By Jeffrey Blehar
Monday, October 13, 2025
Since you aren’t irrevocably and tragically “online” like
those of us who write for a living — yeah, that’s my excuse, that’s the
reason — you probably have never heard of Hasan Piker, a Twitch “streamer” beloved by the far left
for his stupendously bloodthirsty anti-American and anti-Israeli politics. In a
world where outlets like the New York Times are forever on the lookout
for “our Joe Rogan,” Piker fits the bill for them: muscle-bound
and well-groomed, the son of Turkish parents born in New Jersey but raised in
Istanbul, Piker leveraged his relationship with uncle Cenk Uygur into his own
minor online fiefdom on Twitch.
In fact, it is entirely possible you haven’t heard of
Twitch either: a service devoted to livestreaming, its original (and still
primary) function is for the younger generation to “game” along with their
internet friends. Many successful “content creators” spend hours upon hours
every day logged in online, sitting in their chairs playing video games and
responding to their group chat.
The “television-ification” of all forms of entertainment and
news delivery is a phenomenon with significant cultural consequences, but I
mostly want to talk about the consequences for Hasan Piker’s poor dog. You see,
Piker doesn’t do much gaming; instead, he sits in his chair in the basement of
his comfortable Southern California mansion and reads through the news of the
day, offering his commentary and responding to questions from viewers. If this
sounds an awful lot like the talk radio format of yesteryear, it is. (Only
much, much duller.)
But how to keep people glued to their seats for hours at
a time? Piker discovered that if
he bought a dog he named “Kaya” — a giant mixed breed
between a Tibetan mastiff and a St. Bernard — and placed it on camera, viewers
skyrocketed and people stayed tuned to his show. (Dogs are cute, and even
lonely shut-ins watching Twitch or YouTube apparently like them.)
So Piker, recognizing a proft-maxxing opportunity when it
presented itself, has decided to force Kaya to sit in the corner, on camera
behind him, constantly as he podcasts for upwards of four hours at a time. But
Kaya is a big dog — as the former owner of a Siberian husky myself, I
know well enough that dogs that size are “work dogs” and need to get out
and run around freely to stretch their legs, or at least to get a good walk in.
Otherwise, they will prove to be naturally restless (but incredibly lovable)
beasts. How does Piker get Kaya to stay so still for so long?
Vile
animal abuse, that’s how!
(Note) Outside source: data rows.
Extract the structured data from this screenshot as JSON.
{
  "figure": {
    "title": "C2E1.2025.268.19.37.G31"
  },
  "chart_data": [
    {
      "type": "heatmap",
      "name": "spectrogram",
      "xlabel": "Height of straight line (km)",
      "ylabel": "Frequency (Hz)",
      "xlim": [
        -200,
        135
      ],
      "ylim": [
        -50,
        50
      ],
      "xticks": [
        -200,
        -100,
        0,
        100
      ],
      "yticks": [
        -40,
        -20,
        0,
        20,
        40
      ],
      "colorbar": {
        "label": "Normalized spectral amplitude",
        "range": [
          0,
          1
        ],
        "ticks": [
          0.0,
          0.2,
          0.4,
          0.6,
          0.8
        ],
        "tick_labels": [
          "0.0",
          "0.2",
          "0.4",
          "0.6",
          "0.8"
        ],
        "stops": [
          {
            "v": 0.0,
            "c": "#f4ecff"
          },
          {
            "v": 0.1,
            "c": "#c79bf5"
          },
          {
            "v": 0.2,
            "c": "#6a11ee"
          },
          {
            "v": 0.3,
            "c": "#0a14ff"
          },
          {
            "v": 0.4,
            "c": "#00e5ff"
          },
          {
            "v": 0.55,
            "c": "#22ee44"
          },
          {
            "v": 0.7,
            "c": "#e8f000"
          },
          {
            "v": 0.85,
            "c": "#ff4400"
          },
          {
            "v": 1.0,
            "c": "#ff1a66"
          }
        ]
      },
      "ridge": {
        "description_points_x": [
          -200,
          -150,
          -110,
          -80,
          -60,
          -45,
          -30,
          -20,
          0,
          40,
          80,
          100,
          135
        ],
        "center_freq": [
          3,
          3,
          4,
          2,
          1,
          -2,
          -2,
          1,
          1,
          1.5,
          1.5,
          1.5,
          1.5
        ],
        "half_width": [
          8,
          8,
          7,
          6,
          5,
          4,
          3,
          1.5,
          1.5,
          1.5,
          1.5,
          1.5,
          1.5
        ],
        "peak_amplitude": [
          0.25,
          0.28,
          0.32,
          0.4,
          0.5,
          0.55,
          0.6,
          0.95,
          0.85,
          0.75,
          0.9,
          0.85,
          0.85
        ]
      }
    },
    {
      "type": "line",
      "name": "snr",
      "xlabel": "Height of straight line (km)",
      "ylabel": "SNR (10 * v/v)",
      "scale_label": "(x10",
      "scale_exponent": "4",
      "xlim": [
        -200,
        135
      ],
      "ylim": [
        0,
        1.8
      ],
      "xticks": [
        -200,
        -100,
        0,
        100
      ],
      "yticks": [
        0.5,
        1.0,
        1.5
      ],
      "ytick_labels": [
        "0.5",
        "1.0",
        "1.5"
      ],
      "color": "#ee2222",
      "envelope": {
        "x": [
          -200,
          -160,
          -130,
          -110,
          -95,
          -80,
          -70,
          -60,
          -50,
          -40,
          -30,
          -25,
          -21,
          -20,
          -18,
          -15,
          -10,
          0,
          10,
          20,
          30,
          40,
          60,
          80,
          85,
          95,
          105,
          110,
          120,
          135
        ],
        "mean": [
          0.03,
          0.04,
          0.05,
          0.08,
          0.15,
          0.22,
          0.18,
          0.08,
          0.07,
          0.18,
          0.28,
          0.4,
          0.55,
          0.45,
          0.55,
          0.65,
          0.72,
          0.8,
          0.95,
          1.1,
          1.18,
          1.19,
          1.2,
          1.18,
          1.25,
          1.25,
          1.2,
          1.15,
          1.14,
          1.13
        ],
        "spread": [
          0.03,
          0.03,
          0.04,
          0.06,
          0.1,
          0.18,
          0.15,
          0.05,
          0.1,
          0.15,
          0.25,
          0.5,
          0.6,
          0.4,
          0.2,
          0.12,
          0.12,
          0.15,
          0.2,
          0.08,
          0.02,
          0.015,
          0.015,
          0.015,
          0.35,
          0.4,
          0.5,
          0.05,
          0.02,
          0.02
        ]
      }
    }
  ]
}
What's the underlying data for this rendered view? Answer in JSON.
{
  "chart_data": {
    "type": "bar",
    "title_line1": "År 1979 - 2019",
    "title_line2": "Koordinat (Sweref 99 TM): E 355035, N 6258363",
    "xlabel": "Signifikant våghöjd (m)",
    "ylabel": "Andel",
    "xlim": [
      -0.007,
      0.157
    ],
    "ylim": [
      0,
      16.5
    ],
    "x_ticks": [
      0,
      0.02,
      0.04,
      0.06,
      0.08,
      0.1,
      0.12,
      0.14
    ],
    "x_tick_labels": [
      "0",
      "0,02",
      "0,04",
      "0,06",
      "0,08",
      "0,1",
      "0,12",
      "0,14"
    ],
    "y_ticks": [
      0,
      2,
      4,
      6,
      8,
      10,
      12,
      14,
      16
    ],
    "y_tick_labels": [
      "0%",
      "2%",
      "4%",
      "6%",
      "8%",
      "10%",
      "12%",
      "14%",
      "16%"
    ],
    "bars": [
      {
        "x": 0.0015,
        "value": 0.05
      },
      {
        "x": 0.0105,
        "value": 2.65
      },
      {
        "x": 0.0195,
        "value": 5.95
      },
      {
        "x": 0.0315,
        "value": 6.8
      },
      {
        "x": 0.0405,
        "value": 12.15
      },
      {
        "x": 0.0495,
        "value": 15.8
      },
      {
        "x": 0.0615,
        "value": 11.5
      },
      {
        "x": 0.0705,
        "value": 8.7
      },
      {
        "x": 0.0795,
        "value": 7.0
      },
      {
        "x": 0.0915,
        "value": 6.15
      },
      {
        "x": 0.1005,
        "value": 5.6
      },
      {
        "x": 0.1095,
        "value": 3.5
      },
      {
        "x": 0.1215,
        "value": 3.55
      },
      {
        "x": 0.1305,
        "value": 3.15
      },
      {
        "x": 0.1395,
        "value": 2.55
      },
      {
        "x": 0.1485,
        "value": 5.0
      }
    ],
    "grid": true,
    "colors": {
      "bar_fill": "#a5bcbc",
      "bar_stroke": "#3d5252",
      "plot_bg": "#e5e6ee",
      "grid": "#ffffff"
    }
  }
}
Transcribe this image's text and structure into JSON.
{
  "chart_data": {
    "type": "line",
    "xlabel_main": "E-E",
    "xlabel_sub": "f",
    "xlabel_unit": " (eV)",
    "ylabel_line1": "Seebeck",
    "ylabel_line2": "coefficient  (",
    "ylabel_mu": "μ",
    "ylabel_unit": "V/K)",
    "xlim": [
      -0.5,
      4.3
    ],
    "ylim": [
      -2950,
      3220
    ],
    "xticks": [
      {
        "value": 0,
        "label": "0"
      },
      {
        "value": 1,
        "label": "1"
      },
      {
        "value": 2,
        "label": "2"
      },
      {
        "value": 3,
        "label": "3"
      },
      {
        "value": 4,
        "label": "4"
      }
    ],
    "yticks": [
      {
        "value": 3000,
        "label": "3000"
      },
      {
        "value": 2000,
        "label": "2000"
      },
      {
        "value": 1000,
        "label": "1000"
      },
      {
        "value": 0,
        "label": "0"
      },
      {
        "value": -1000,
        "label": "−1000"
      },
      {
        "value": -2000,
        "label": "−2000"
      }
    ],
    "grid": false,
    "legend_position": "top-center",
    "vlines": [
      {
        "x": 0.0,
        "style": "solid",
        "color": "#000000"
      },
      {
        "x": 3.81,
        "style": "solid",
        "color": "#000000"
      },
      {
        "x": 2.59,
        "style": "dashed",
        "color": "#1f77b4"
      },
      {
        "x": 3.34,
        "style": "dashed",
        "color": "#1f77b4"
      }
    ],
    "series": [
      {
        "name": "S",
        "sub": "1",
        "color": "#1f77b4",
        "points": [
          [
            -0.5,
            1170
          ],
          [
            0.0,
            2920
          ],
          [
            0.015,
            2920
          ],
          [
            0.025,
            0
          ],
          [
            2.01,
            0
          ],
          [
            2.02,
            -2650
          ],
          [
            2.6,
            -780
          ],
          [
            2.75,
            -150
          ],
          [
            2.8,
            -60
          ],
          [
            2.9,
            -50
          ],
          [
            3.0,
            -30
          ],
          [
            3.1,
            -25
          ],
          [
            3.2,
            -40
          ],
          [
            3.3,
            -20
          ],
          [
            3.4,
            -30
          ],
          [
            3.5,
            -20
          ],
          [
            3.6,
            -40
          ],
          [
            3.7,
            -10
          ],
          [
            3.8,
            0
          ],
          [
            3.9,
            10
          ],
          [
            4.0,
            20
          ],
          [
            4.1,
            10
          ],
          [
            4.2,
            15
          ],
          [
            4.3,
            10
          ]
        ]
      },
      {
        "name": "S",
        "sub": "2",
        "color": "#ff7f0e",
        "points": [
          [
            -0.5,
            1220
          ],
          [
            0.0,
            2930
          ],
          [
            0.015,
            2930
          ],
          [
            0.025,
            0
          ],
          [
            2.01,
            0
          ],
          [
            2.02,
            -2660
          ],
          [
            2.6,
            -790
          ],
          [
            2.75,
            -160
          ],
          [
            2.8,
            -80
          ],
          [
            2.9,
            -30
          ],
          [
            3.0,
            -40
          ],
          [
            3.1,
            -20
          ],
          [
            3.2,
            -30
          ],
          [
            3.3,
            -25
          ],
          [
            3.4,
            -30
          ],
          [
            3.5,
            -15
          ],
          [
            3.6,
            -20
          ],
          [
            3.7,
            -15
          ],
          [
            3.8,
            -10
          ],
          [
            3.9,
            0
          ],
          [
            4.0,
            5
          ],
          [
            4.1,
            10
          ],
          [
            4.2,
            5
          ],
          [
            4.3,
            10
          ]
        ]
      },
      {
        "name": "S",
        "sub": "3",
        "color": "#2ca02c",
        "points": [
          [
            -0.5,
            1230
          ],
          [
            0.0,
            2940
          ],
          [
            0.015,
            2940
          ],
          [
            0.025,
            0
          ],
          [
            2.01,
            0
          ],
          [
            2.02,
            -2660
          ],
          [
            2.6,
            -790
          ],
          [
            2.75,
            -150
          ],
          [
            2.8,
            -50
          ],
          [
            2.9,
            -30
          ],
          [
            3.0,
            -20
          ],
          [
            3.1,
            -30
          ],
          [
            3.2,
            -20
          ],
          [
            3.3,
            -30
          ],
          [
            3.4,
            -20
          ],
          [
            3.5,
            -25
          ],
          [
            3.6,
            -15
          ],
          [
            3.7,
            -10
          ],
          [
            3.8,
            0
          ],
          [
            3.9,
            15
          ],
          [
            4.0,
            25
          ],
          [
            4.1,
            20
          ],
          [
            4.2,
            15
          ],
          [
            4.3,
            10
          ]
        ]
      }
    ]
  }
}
It turns out Piker has attached a shock collar
incredibly tightly to his dog’s neck, and he shocks it to keep it in place, in
fear. This only got noticed because recently he did it so viciously and
noticeably — yelling at the dog to get back in position while reaching
off-screen for a button that made the dog yelp in pain before cowering back to
its corner — that the entire internet sat up and took notice. Piker first
claimed that his dog had merely “clipped herself,” but then the
internet did its thing and turned up at least seven
other examples of Piker reaching off-screen to shock his dog when she got up to
move, as well as videos of him admitting to having e-collared his dog. (In one
clip a guest remarks with concern that it’s wrapped way too tightly around her
neck. Piker is dismissive.)
Again, I had a husky once upon a time, and she wore an
e-collar as well. Anyone who has ever owned a “big dog” — especially as a puppy
— will tell you how useful they are as hailing devices to keep your new best
friend from running away from you. (Huskies in particular love to lope around
as far as you’ll let them run, so our Sophie had many years of training before
we trusted her to go “off collar” outdoors, which is much different than “off
leash.”)
These devices are never supposed to be used for
punishment. The shock is supposed to feel (for the dog) like your phone
feels in your pocket when set to vibrate: a reminder that someone is calling.
There are now multiple videos of Piker lighting up his own dog with enough
power to make it actually yelp in pain, which is beyond any rational doubt an
abusive level of voltage. It horrifies me, as someone who would never have
dreamed of treating my sweet Sophie in the same way. (Honestly, I find it
actively incomprehensible — like kicking a toddler to “teach it a lesson.”) But
I suppose Piker has to mistreat his pet that miserably in order to force it to
do something as unnatural as sitting in place for hours at a time during the
middle of the day.
The reaction from the public — among Piker’s fans and
enemies alike — has been negative, to say the least. (Someone mentioned to me
on Twitter that the only reason he had even heard of Piker was because of the
dog abuse, and my response was, “Well what a perfect opportunity to form a
first impression.”) The world will happily tolerate — even elevate — a
vicious antisemitic moron just so long as he has the right hipster haircut and
a rack of muscles to go with it, but if there’s one thing it won’t stand for,
it’s a guy who shocks his dog to get it to behave like background furniture for
his podcast. Most of us like dogs more than people, anyway.